Studio album by Paul Westerberg
- Released: 2008
- Recorded: June 2008
- Genre: Alternative rock; sound collage;
- Length: 43:55
- Language: English
- Label: Dry Wood
- Producer: Paul Westerberg

Paul Westerberg chronology
| The Resterberg (2005) | 49:00 (2008) | 3oclockreep (2008) |

= 49:00 =

49:00 (styled 49:00... Of Your Life) is a 2008 album by Paul Westerberg. The album was originally slated for a release on July 19, 2008 (marketed as "June 49"), but digital distribution problems delayed its release until July 21.

The album is a single track that was sold on Amazon.com's Amazon MP3 service for 49 U.S. cents. According to Westerberg's manager, Darren Hill, the 49-cent price was initially a joke suggested by Westerberg: fans would pay "a penny a minute." Hill then shopped the idea to various retailers; Amazon was the only one willing to distribute the album for the 49 cent price. The album was later listed on Tunecore for worldwide distribution, as Amazon MP3 limits purchases to customers in the United States. The long sound collage is intended to mirror the experience of tuning a radio dial, with songs abruptly cutting off and starting.

49:00 has no track listing—fans attempted to separate songs and name them.

Westerberg played all of the instruments himself. The project was finished on July 14, 2008, was delivered by Westerberg to Hill on the following day; it was available via Amazon on July 21, 2008, and hit No. 1 on the Amazon sales chart. The song Outta My System was later recorded by Westerberg as part of the I Don't Cares on Wild Stab.

49:00 was deleted from TuneCore on July 29, 2008, and Amazon two days later. Westerberg has received no official explanation for the album's removal from either service. Celia Hirschman of KCRW explained that the sudden removal might have been due to cease and desist notices sent to music sellers. Westerberg confirmed this, saying, "Ten publishers came after us immediately 'cause I used all these snippets of songs that I recorded. It was either pay up or pull the thing."

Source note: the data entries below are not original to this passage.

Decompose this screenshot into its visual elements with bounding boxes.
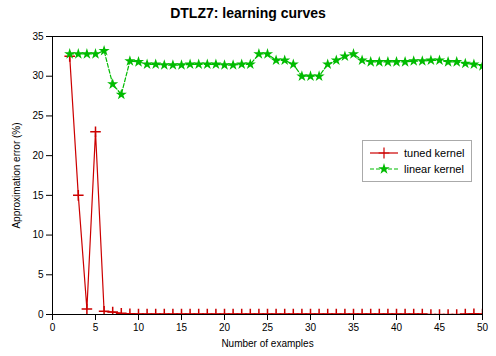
svg-text:20: 20 [32,150,44,161]
html-text:tuned kernel: tuned kernel [404,147,465,160]
svg-text:5: 5 [38,269,44,280]
svg-text:45: 45 [434,322,446,333]
svg-text:25: 25 [262,322,274,333]
svg-text:20: 20 [219,322,231,333]
svg-text:35: 35 [32,31,44,42]
svg-text:15: 15 [32,190,44,201]
svg-text:40: 40 [391,322,403,333]
svg-text:50: 50 [477,322,489,333]
svg-text:5: 5 [93,322,99,333]
svg-text:15: 15 [176,322,188,333]
svg-text:Number of examples: Number of examples [221,338,313,349]
svg-text:0: 0 [50,322,56,333]
html-text:DTLZ7: learning curves: DTLZ7: learning curves [170,5,326,21]
svg-text:0: 0 [38,309,44,320]
html-text:linear kernel: linear kernel [404,163,464,176]
svg-text:30: 30 [32,70,44,81]
svg-text:25: 25 [32,110,44,121]
svg-text:10: 10 [133,322,145,333]
svg-text:35: 35 [348,322,360,333]
svg-text:Approximation error (%): Approximation error (%) [11,122,22,228]
svg-text:30: 30 [305,322,317,333]
svg-text:10: 10 [32,229,44,240]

In 2014, 49:00 and 5:05 were posted to Westerberg's SoundCloud account with the comment, "I tried to release this in 2008 and had a lot of problems. That being said I hope you enjoy it."

==Critical reception==

Professional ratings
Review scores
| Source | Rating |
| ABC News | favorable |
| AllMusic | Star |
| The A.V. Club | B+ |
| Crawdaddy | favorable |
| Live Daily | favorable |
| Pitchfork | 7.1/10 |
| Rocky Mountain News | A |

==Track listing==
1. "49:00" – 43:55

- The medley includes: "Hello, Goodbye" – The Beatles; "Lost Highway" – Hank Williams; "Born to Be Wild" – Steppenwolf; "Stupid Girl" – The Rolling Stones; "I'm Eighteen" – Alice Cooper; "I Am a Rock" – Simon and Garfunkel; "Rocket Man" – Elton John; "Dandy" – The Kinks; "I Think I Love You" - The Partridge Family

| No. | Title | Length |
|---|---|---|
| 1. | "Who You Gonna Marry?" | 3:57 |
| 2. | "Kentucky Riser" | 3:01 |
| 3. | "Something in My Life is Missing" | 3:42 |
| 4. | "Visitor’s Day" | 3:32 |
| 5. | "Thoroughbred" | 0:06 |
| 6. | "Devil Raised a Good Boy" | 3:13 |
| 7. | "You’re My Girl" | 0:24 |
| 8. | "Everyone’s Stupid" | 2:37 |
| 9. | "What Do You Want?" | 0:20 |
| 10. | "Never Coming Back" | 0:44 |
| 11. | "Goodnight Sweet Prince" | 3:54 |
| 12. | "Guess I’ll Be Goin Then" | 0:08 |
| 13. | "Outta My System" | 3:22 |
| 14. | "Be My Darlin'" | 3:44 |
| 15. | "(Unknown)" | 0:12 |
| 16. | "100,000 Pieces" | 1:12 |
| 17. | "I'm Clean" | 1:11 |
| 18. | "You're Sister" | 0:06 |
| 19. | "I’ll Never Die" | 4:04 |
| 20. | "(Medley)" | 2:01 |
| 21. | "Oh Yea!" | 2:09 |

=="5:05"==

On August 6, 2008, Westerberg released the song "5:05" on Tunecore, allowing users to pay either 99 cents or $5.05. Together, these two downloads make 49 minutes of music.